In professional boxing the rounds are three minutes long, with a one-minute break in between. For that one minute, the boxers sit on a stool in their corners, with big boxing gloves on their hands making them helpless to do anything for themselves, even hold a water bottle.
When working on my book, “AT THE FIGHTS, Inside the World of Professional Boxing,” I photographed boxing matches for Sports Illustrated from ringside, often at Madison Square Garden in New York City. I was often positioned right at the spot where the boxers sat in the stool for their one minute rest.
Joe Morales, Featherweight, in the corner, between rounds. His trainer presses an adrenaline-soaked pad on a large bleeding cut above his eye.
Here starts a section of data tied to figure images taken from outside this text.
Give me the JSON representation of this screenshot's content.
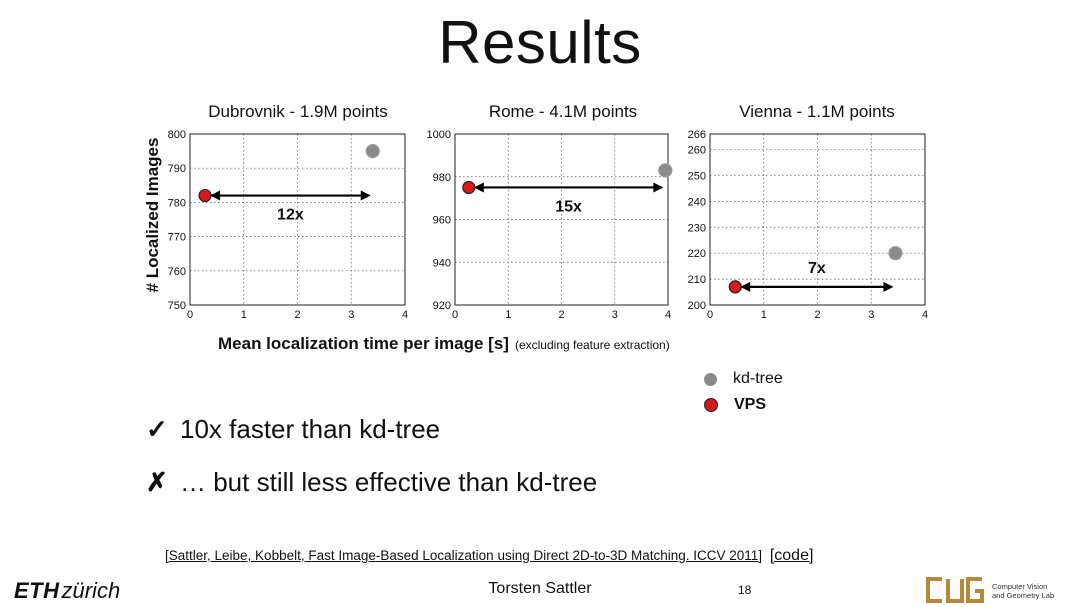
{
  "slide": {
    "title": "Results",
    "ylabel": "# Localized Images",
    "xlabel": "Mean localization time per image [s]",
    "xlabel_note": "(excluding feature extraction)",
    "legend": [
      {
        "label": "kd-tree",
        "color": "#8a8a8a"
      },
      {
        "label": "VPS",
        "color": "#d41a1a"
      }
    ],
    "bullets": [
      {
        "mark": "✓",
        "text": "10x faster than kd-tree"
      },
      {
        "mark": "✗",
        "text": "… but still less effective than kd-tree"
      }
    ],
    "citation": "[Sattler, Leibe, Kobbelt, Fast Image-Based Localization using Direct 2D-to-3D Matching. ICCV 2011]",
    "code_link": "[code]",
    "author": "Torsten Sattler",
    "page_number": "18",
    "eth_logo": {
      "eth": "ETH",
      "zurich": "zürich"
    },
    "lab_name": [
      "Computer Vision",
      "and Geometry Lab"
    ]
  },
  "chart_data": [
    {
      "type": "scatter",
      "title": "Dubrovnik - 1.9M points",
      "xlim": [
        0,
        4
      ],
      "ylim": [
        750,
        800
      ],
      "xticks": [
        0,
        1,
        2,
        3,
        4
      ],
      "yticks": [
        750,
        760,
        770,
        780,
        790,
        800
      ],
      "grid": true,
      "series": [
        {
          "name": "kd-tree",
          "x": [
            3.4
          ],
          "y": [
            795
          ]
        },
        {
          "name": "VPS",
          "x": [
            0.28
          ],
          "y": [
            782
          ]
        }
      ],
      "annotation": {
        "text": "12x",
        "x_from": 0.28,
        "x_to": 3.4,
        "y": 782
      }
    },
    {
      "type": "scatter",
      "title": "Rome - 4.1M points",
      "xlim": [
        0,
        4
      ],
      "ylim": [
        920,
        1000
      ],
      "xticks": [
        0,
        1,
        2,
        3,
        4
      ],
      "yticks": [
        920,
        940,
        960,
        980,
        1000
      ],
      "grid": true,
      "series": [
        {
          "name": "kd-tree",
          "x": [
            3.95
          ],
          "y": [
            983
          ]
        },
        {
          "name": "VPS",
          "x": [
            0.26
          ],
          "y": [
            975
          ]
        }
      ],
      "annotation": {
        "text": "15x",
        "x_from": 0.26,
        "x_to": 3.95,
        "y": 975
      }
    },
    {
      "type": "scatter",
      "title": "Vienna - 1.1M points",
      "xlim": [
        0,
        4
      ],
      "ylim": [
        200,
        266
      ],
      "xticks": [
        0,
        1,
        2,
        3,
        4
      ],
      "yticks": [
        200,
        210,
        220,
        230,
        240,
        250,
        260,
        266
      ],
      "grid": true,
      "series": [
        {
          "name": "kd-tree",
          "x": [
            3.45
          ],
          "y": [
            220
          ]
        },
        {
          "name": "VPS",
          "x": [
            0.47
          ],
          "y": [
            207
          ]
        }
      ],
      "annotation": {
        "text": "7x",
        "x_from": 0.47,
        "x_to": 3.45,
        "y": 207
      }
    }
  ]
}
It was amazing to see the boxers, powerful athletes involved in a violent sport, unable to do anything but sit and listen as their managers yelled instructions. Trainers poured water on the heads of the boxers (as they caught their breath) to cool them off. The trainers pushed cotton-tipped swabs soaked with adrenaline up their nostrils and onto facial cuts to halt bleeding and pressed Vaseline into the open wounds. While all this was being done around and to them, the fighters tried to tune-in to the trainer’s instructions and remain focused on the punishing job ahead.
So, when champion boxers came to my studio for photography for the book, I knew I could put them through the kind of abuse I would never dream of with models, dancers, or even other athletes. To simulate the mayhem of their corners during a fight, I threw water at them, powder, even salt…everything I could think of. Whatever I did, they just took it, and responded to my directions willingly and enthusiastically without resistance.
I threw water at Julio Cesar Chavez, Middleweight, and directed him to hit it.
I threw horse salt at Amir Khan, welterweight, and asked him to punch it so hard that it would hit the lens of my camera, 30 feet away. He did.
I had Chris Areola, Heavyweight, bust water-filled balloons with his hands and also taped short nails to his back, sticking out, and had my assistant throw the water-filled balloons at his back.
I threw bags full of powder at Tim Bradley, welterweight champion.
I threw water at the welterweight, Pauli Malignaggi.
I “rained” water on the Irish Champion, John Duddy.